When an investment entity that is a parent prepares separate financial statements as its only financial statements, it shall disclose that fact. The investment entity shall also present the disclosures relating to investment entities required by IFRS 12. [IAS 27(2011).16A]
[Note: The investment entity consolidation exemption was introduced into IFRS 10 by Investment Entities, issued on 31 October 2012 and effective for annual periods beginning on or after 1 January 2014.]
When a parent (other than a parent covered by the above circumstances) or an investor with joint control of, or significant influence over, an investee prepares separate financial statements, the parent or investor shall identify the financial statements prepared in accordance with IFRS 10, IFRS 11 or IAS 28 (as amended in 2011) to which they relate. The parent or investor shall also disclose in its separate financial statements: [IAS 27(2011).17]
the fact that the statements are separate financial statements and the reasons why those statements are prepared if not required by law,
a list of significant investments in subsidiaries, jointly controlled entities, and associates, including the name, principal place of business (and country of incorporation if different), proportion of ownership interest and, if different, proportion of voting rights, and
a description of the method used to account for the foregoing investments.

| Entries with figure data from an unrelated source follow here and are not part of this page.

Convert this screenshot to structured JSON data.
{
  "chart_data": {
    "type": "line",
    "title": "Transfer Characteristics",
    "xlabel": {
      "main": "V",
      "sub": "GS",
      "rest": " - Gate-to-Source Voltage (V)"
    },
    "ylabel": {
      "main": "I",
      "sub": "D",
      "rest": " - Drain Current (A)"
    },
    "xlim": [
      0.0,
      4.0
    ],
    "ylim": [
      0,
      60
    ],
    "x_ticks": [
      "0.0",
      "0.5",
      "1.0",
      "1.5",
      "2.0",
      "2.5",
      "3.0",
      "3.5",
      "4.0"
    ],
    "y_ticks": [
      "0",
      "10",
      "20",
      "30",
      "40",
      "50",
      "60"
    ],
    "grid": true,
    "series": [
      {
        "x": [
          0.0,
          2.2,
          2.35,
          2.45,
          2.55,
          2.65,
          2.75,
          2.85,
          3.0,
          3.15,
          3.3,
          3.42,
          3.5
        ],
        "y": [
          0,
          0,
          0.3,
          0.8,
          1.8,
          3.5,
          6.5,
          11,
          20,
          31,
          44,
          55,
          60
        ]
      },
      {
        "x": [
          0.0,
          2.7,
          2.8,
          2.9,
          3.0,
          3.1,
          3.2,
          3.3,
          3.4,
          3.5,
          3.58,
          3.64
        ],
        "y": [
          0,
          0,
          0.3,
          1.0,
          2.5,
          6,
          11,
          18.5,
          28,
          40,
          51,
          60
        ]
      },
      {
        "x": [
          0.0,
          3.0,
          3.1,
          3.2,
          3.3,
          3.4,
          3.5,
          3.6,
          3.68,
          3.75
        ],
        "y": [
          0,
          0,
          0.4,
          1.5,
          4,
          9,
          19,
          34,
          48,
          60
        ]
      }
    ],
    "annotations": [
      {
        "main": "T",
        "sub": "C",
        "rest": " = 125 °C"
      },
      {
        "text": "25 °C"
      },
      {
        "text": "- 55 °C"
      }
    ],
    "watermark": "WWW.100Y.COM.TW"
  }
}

Applicability and early adoption
IAS 27 (as amended in 2011) is applicable to annual reporting periods beginning on or after 1 January 2013. [IAS 27(2011).18]

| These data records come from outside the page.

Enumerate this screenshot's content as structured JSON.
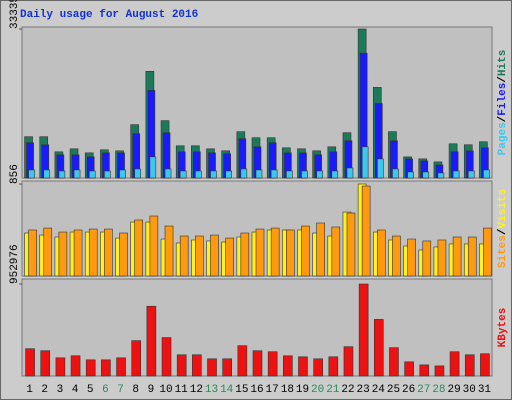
{
  "chart_data": [
    {
      "type": "bar",
      "title": "Daily usage for August 2016",
      "legend_separator": "/",
      "ylim": [
        0,
        33335
      ],
      "yticks": [
        33335
      ],
      "series": [
        {
          "name": "Pages",
          "color": "#3cc8f0",
          "values": [
            1802,
            1802,
            1577,
            1802,
            1577,
            1577,
            1802,
            2027,
            4730,
            2027,
            1577,
            1577,
            1577,
            1577,
            2027,
            1802,
            1802,
            1577,
            1577,
            1577,
            1577,
            2252,
            6982,
            4279,
            2027,
            1352,
            1352,
            1126,
            1577,
            1577,
            1802
          ]
        },
        {
          "name": "Files",
          "color": "#1a1aff",
          "values": [
            7883,
            7432,
            5180,
            5180,
            4730,
            5631,
            5631,
            9910,
            19595,
            10135,
            5856,
            5856,
            5631,
            5405,
            8784,
            6982,
            7883,
            5631,
            5631,
            5180,
            5856,
            8333,
            27928,
            16667,
            8333,
            4279,
            3829,
            2928,
            5856,
            6081,
            6757
          ]
        },
        {
          "name": "Hits",
          "color": "#1b7a5a",
          "values": [
            9234,
            9234,
            5856,
            6532,
            5631,
            6306,
            6081,
            11937,
            23874,
            12838,
            7207,
            7207,
            6532,
            6081,
            10360,
            9009,
            9009,
            6757,
            6532,
            6081,
            6982,
            10135,
            33335,
            20270,
            10360,
            4730,
            4279,
            3604,
            7658,
            7432,
            8108
          ]
        }
      ]
    },
    {
      "type": "bar",
      "legend_separator": "/",
      "ylim": [
        0,
        856
      ],
      "yticks": [
        856
      ],
      "series": [
        {
          "name": "Sites",
          "color": "#ff9a10",
          "values": [
            428,
            446,
            409,
            428,
            437,
            437,
            400,
            521,
            558,
            465,
            372,
            372,
            381,
            353,
            400,
            437,
            446,
            428,
            465,
            493,
            456,
            586,
            837,
            428,
            372,
            344,
            326,
            335,
            363,
            363,
            446
          ]
        },
        {
          "name": "Visits",
          "color": "#fff21a",
          "values": [
            400,
            381,
            363,
            409,
            409,
            409,
            353,
            502,
            502,
            344,
            307,
            335,
            326,
            316,
            363,
            409,
            428,
            428,
            428,
            400,
            372,
            595,
            856,
            409,
            335,
            279,
            242,
            270,
            298,
            298,
            298
          ]
        }
      ]
    },
    {
      "type": "bar",
      "ylim": [
        0,
        952976
      ],
      "yticks": [
        952976
      ],
      "categories": [
        "1",
        "2",
        "3",
        "4",
        "5",
        "6",
        "7",
        "8",
        "9",
        "10",
        "11",
        "12",
        "13",
        "14",
        "15",
        "16",
        "17",
        "18",
        "19",
        "20",
        "21",
        "22",
        "23",
        "24",
        "25",
        "26",
        "27",
        "28",
        "29",
        "30",
        "31"
      ],
      "category_colors": [
        "#000",
        "#000",
        "#000",
        "#000",
        "#000",
        "#2a8a5a",
        "#2a8a5a",
        "#000",
        "#000",
        "#000",
        "#000",
        "#000",
        "#2a8a5a",
        "#2a8a5a",
        "#000",
        "#000",
        "#000",
        "#000",
        "#000",
        "#2a8a5a",
        "#2a8a5a",
        "#000",
        "#000",
        "#000",
        "#000",
        "#000",
        "#2a8a5a",
        "#2a8a5a",
        "#000",
        "#000",
        "#000"
      ],
      "series": [
        {
          "name": "KBytes",
          "color": "#ee1111",
          "values": [
            282744,
            261800,
            188496,
            209440,
            167552,
            167552,
            188496,
            366520,
            722568,
            397936,
            219912,
            219912,
            178024,
            178024,
            314160,
            261800,
            251328,
            209440,
            198968,
            178024,
            198968,
            303688,
            952976,
            586432,
            293216,
            146608,
            115192,
            104720,
            251328,
            219912,
            230384
          ]
        }
      ]
    }
  ]
}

An entity may apply IAS 27 (as amended in 2011) to an earlier accounting period, but if doing so it must disclose the fact that is has early adopted the standard and also apply: [IAS 27(2011).18]

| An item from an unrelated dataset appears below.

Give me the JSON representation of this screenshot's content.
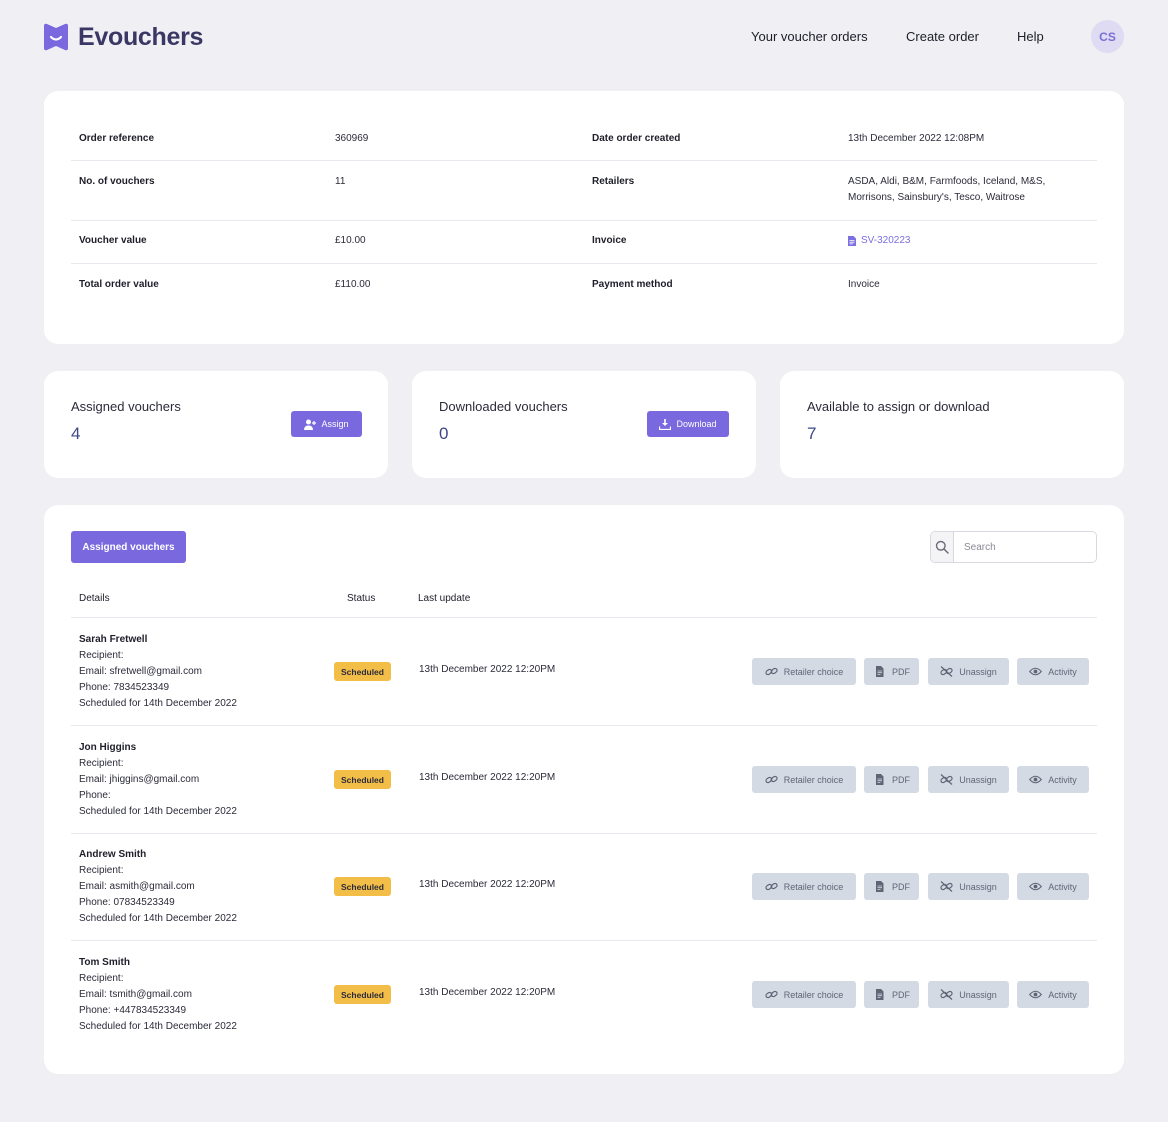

IFRS 10 Consolidated Financial Statements
IFRS 11 Joint Arrangements
IFRS 12 Disclosure of Interests in Other Entities
IAS 28 Investments in Associates and Joint Ventures (as amended in 2011).
The amendments to IAS 27 (2011) made by Investment Entities are applicable to annual reporting periods beginning on or after 1 January 2014 and special transitional provisions apply.
Equity Method in Separate Financial Statements (Amendments to IAS 27), issued in August 2014, amended paragraphs 4–7, 10, 11B and 12. An entity shall apply those amendments for annual periods beginning on or after 1 January 2016 retrospectively in accordance with IAS 8 Accounting Policies, Changes in Accounting Estimates and Errors. Earlier application is permitted. If an entity applies those amendments for an earlier period, it shall disclose that fact. [IAS 27(2011).18A-18J].